Rackman stood between Jenkins and Johnny Olivero. On the other side of the slab was Police Commissioner Hurley, who had a pointed nose and wavy black hair, and First Deputy Harnick, who wore a vested suit that made him look like a banker. The medical examiner had told them that the victim had been cut first from the side, and then from the front. She’d been dragged from the sidewalk down the stairs beside a brownstone to the basement entrance. The Slasher had kicked and punched her, and also urinated on her. She’d been found by a musician returning home from a gig.
So far they knew her name was Barbara Collins and that she lived with another girl in an apartment farther down the block. She worked as a performer in a live sex show establishment near Times Square and had given three performances that night. The Slasher had left his fingerprints on her pocketbook. The fingerprints matched those of Frank Kowalchuk’s on his hack license application.
Commissioner Hurley looked at Jenkins. “I want you to put everybody you’ve got on this case.”
“Yes sir,” replied Jenkins.
“The Chief of Detectives is on his way here now. I’m putting him directly in charge, and hereafter it will be the first priority of this department. This thing is going to be all over the papers tomorrow, and the people of New York will want results. We’ve got to get this guy, and that’s all there is to it.”
“We know who he is,” Jenkins said. “It’s just a matter of time before we track him down.”
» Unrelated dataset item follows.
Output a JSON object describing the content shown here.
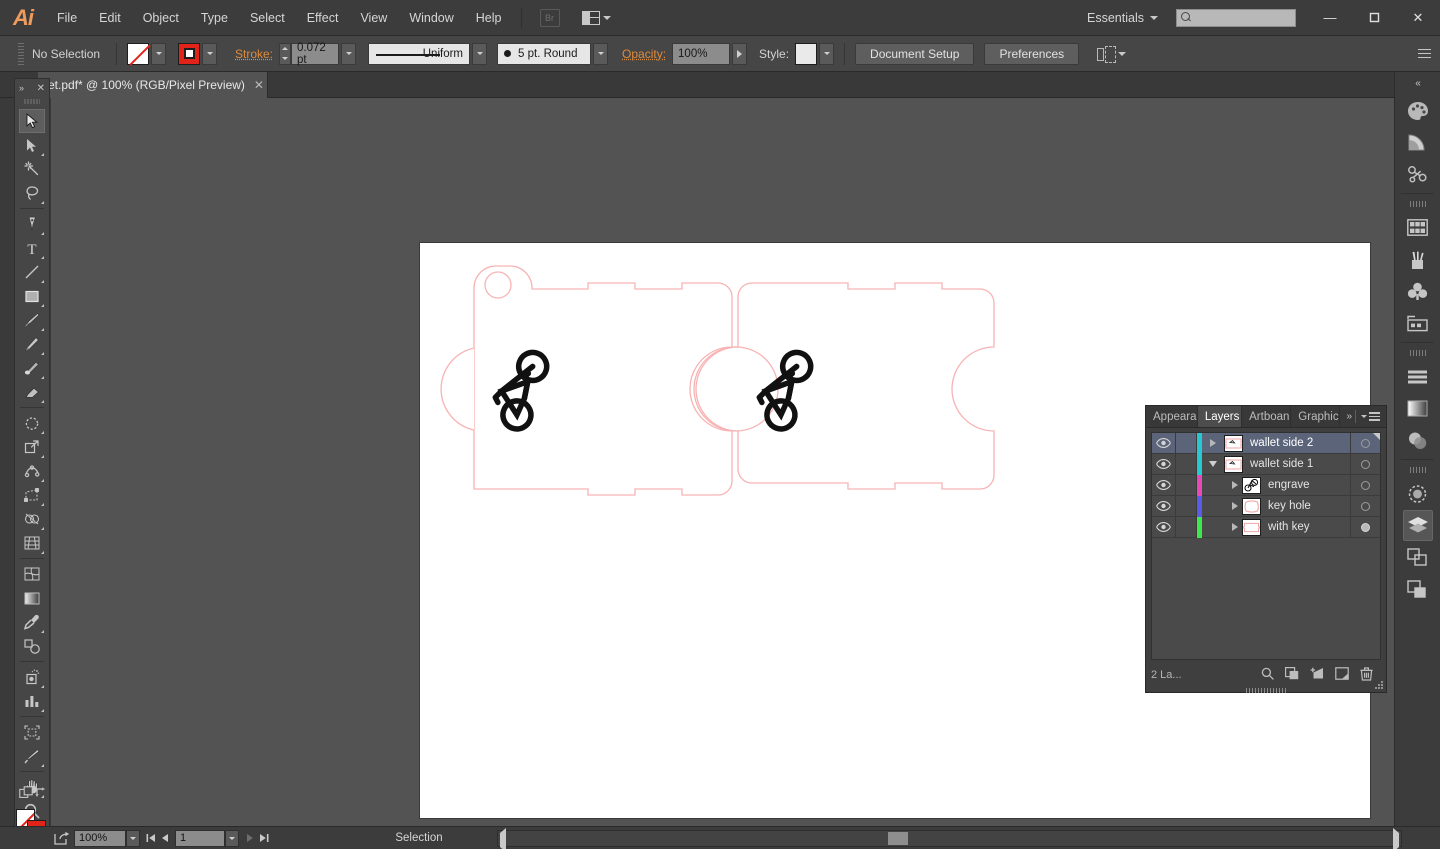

“It’d better not be too much time,” Commissioner Hurley said.
“We’ll do our best, sir.”
“You’d better.”
Commissioner Hurley looked at the first deputy, and both of them walked out of the room. Jenkins, Rackman, and Olivero relaxed, shuffling their feet and putting their hands in their pockets.
“This is going to be a big thing in the press tomorrow,” Jenkins said grimly. “The shit will really hit the fan. One murder like this is an isolated incident, two are a problem, but three are a fucking epidemic.”